ユーロドル、欧州債売りや猛暑・中東情勢で重しを抱える見通し
ニュース概要
ロンドン為替市場でユーロドルは、先週末の欧州債売りや財政懸念、記録的な猛暑、中東情勢の緊迫化など、複数の要因を抱えた展開になりそうだ。
背景要因
調査では、欧州中央銀行(ECB)が9月に0.25%利上げに動くとの予想が8割を上回った。またユーロ圏の7月インフレ率は2.9%と目標を上回っている一方、フランスの政府債務はGDP比118%に達し、上期の利払い費は前年比19%増の345億ユーロに膨らんだ。フランスの10年債利回りは4%を超えているとされる。ドイツでも財政拡大に伴う国債供給の増加で超長期金利まで上げ幅が拡大しており、長期金利上昇には財政・需給要因も絡んでいる。
気象・地政学の影響
欧州では記録的な猛暑が景気の重しとなりつつあり、エコノミストらは今夏の熱波による経済損失が数千億ユーロ規模に達すると推計している。南欧では観光収入減や農作物の不作、人口流出のリスクが指摘され、独保険大手の分析では税収の落ち込みがフランスで最大1.8%、イタリア・スペインで最大1.3%に達しかねないとされる。ベルギーでは史上最大規模の山火事が発生し、すでに3000ヘクタールを焼失、ドイツ国境方面へ延焼が広がっている。
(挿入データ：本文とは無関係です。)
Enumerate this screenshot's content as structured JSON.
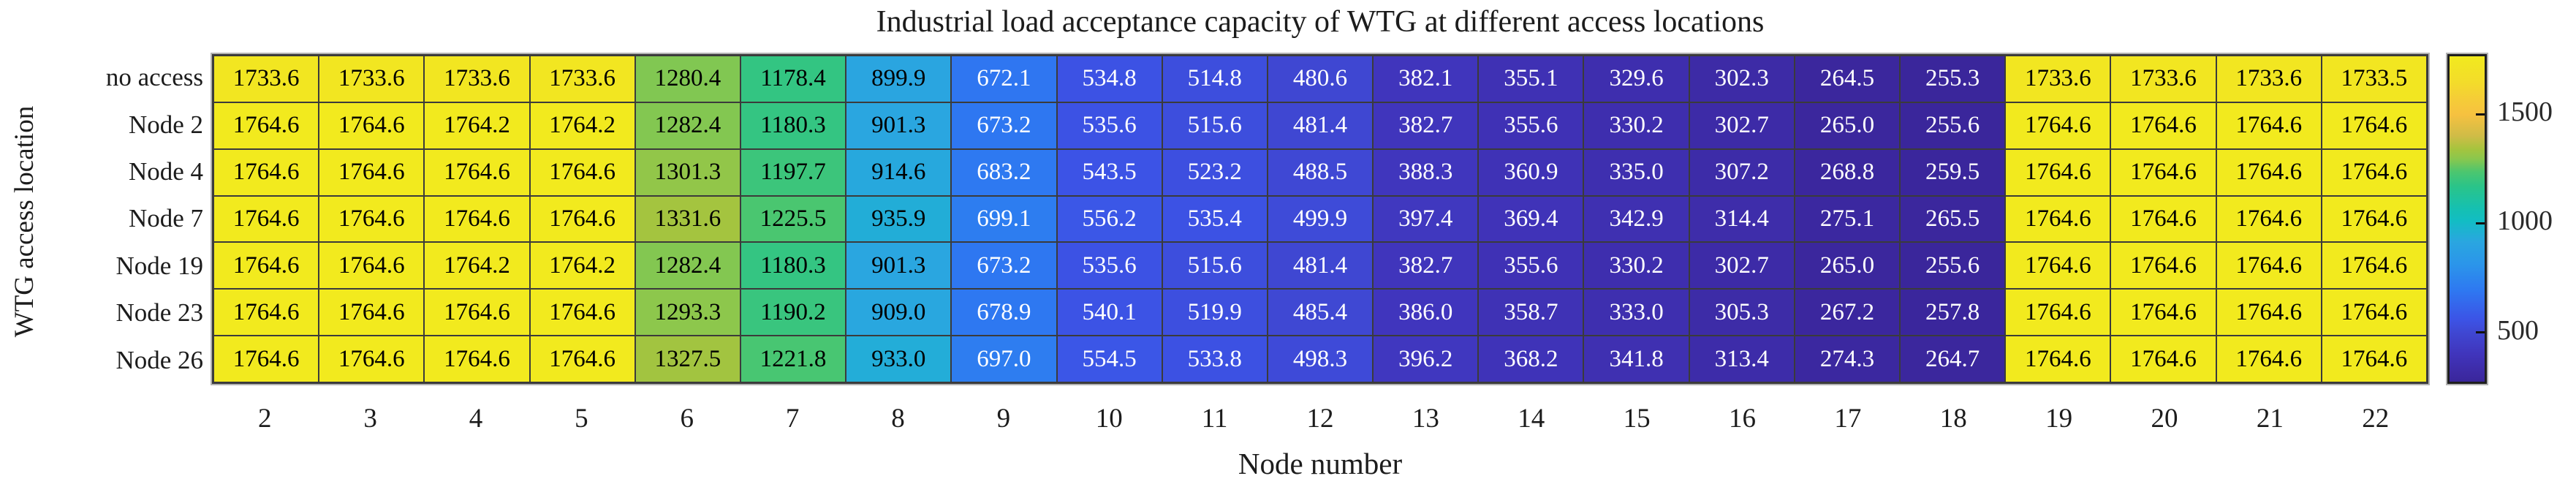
{
  "chart_data": {
    "type": "heatmap",
    "title": "Industrial load acceptance capacity of WTG at different access locations",
    "xlabel": "Node number",
    "ylabel": "WTG access location",
    "row_labels": [
      "no access",
      "Node 2",
      "Node 4",
      "Node 7",
      "Node 19",
      "Node 23",
      "Node 26"
    ],
    "col_labels": [
      "2",
      "3",
      "4",
      "5",
      "6",
      "7",
      "8",
      "9",
      "10",
      "11",
      "12",
      "13",
      "14",
      "15",
      "16",
      "17",
      "18",
      "19",
      "20",
      "21",
      "22"
    ],
    "matrix": [
      [
        1733.6,
        1733.6,
        1733.6,
        1733.6,
        1280.4,
        1178.4,
        899.9,
        672.1,
        534.8,
        514.8,
        480.6,
        382.1,
        355.1,
        329.6,
        302.3,
        264.5,
        255.3,
        1733.6,
        1733.6,
        1733.6,
        1733.5
      ],
      [
        1764.6,
        1764.6,
        1764.2,
        1764.2,
        1282.4,
        1180.3,
        901.3,
        673.2,
        535.6,
        515.6,
        481.4,
        382.7,
        355.6,
        330.2,
        302.7,
        265.0,
        255.6,
        1764.6,
        1764.6,
        1764.6,
        1764.6
      ],
      [
        1764.6,
        1764.6,
        1764.6,
        1764.6,
        1301.3,
        1197.7,
        914.6,
        683.2,
        543.5,
        523.2,
        488.5,
        388.3,
        360.9,
        335.0,
        307.2,
        268.8,
        259.5,
        1764.6,
        1764.6,
        1764.6,
        1764.6
      ],
      [
        1764.6,
        1764.6,
        1764.6,
        1764.6,
        1331.6,
        1225.5,
        935.9,
        699.1,
        556.2,
        535.4,
        499.9,
        397.4,
        369.4,
        342.9,
        314.4,
        275.1,
        265.5,
        1764.6,
        1764.6,
        1764.6,
        1764.6
      ],
      [
        1764.6,
        1764.6,
        1764.2,
        1764.2,
        1282.4,
        1180.3,
        901.3,
        673.2,
        535.6,
        515.6,
        481.4,
        382.7,
        355.6,
        330.2,
        302.7,
        265.0,
        255.6,
        1764.6,
        1764.6,
        1764.6,
        1764.6
      ],
      [
        1764.6,
        1764.6,
        1764.6,
        1764.6,
        1293.3,
        1190.2,
        909.0,
        678.9,
        540.1,
        519.9,
        485.4,
        386.0,
        358.7,
        333.0,
        305.3,
        267.2,
        257.8,
        1764.6,
        1764.6,
        1764.6,
        1764.6
      ],
      [
        1764.6,
        1764.6,
        1764.6,
        1764.6,
        1327.5,
        1221.8,
        933.0,
        697.0,
        554.5,
        533.8,
        498.3,
        396.2,
        368.2,
        341.8,
        313.4,
        274.3,
        264.7,
        1764.6,
        1764.6,
        1764.6,
        1764.6
      ]
    ],
    "value_format_decimals": 1,
    "vmin": 255.3,
    "vmax": 1764.6,
    "colorbar_ticks": [
      1500,
      1000,
      500
    ],
    "legend_position": "right-colorbar",
    "grid": "on",
    "colors": {
      "grid_line": "#3b3b3b",
      "cell_text_light": "#ffffff",
      "cell_text_dark": "#000000",
      "background": "#ffffff"
    },
    "colormap_stops": [
      [
        0.0,
        "#3a269b"
      ],
      [
        0.03,
        "#3d2ba6"
      ],
      [
        0.065,
        "#3f31b4"
      ],
      [
        0.085,
        "#4035bc"
      ],
      [
        0.15,
        "#3f47d2"
      ],
      [
        0.19,
        "#3c53e6"
      ],
      [
        0.28,
        "#2e78f1"
      ],
      [
        0.36,
        "#2b95ea"
      ],
      [
        0.43,
        "#2aa6e0"
      ],
      [
        0.495,
        "#12bdc3"
      ],
      [
        0.53,
        "#15c0b2"
      ],
      [
        0.6,
        "#2ac489"
      ],
      [
        0.645,
        "#4cc66f"
      ],
      [
        0.685,
        "#8ac74d"
      ],
      [
        0.715,
        "#a6c43e"
      ],
      [
        0.755,
        "#cfbc47"
      ],
      [
        0.82,
        "#f6c140"
      ],
      [
        0.87,
        "#f5cd37"
      ],
      [
        0.92,
        "#f3dc2a"
      ],
      [
        1.0,
        "#f2ea1e"
      ]
    ]
  }
}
中東情勢ではホルムズ海峡の通航が週末に実質停止し、15日は5隻、16日はゼロとなった。アラグチ・イラン外相が和平協議再開の可否を「まだ決定していない」と述べる一方、報道ではイラン強硬派が軍備増強を進めているとされる。トランプ政権もイランへの経済圧力強化を検討中で、原油相場を通じて金融市場の不安定要素になりやすいとの見方が示されている。
想定レンジ
想定レンジ上限はユーロドルの6月4日高値1.1645ドル、下限は13日安値1.1512ドルとされる。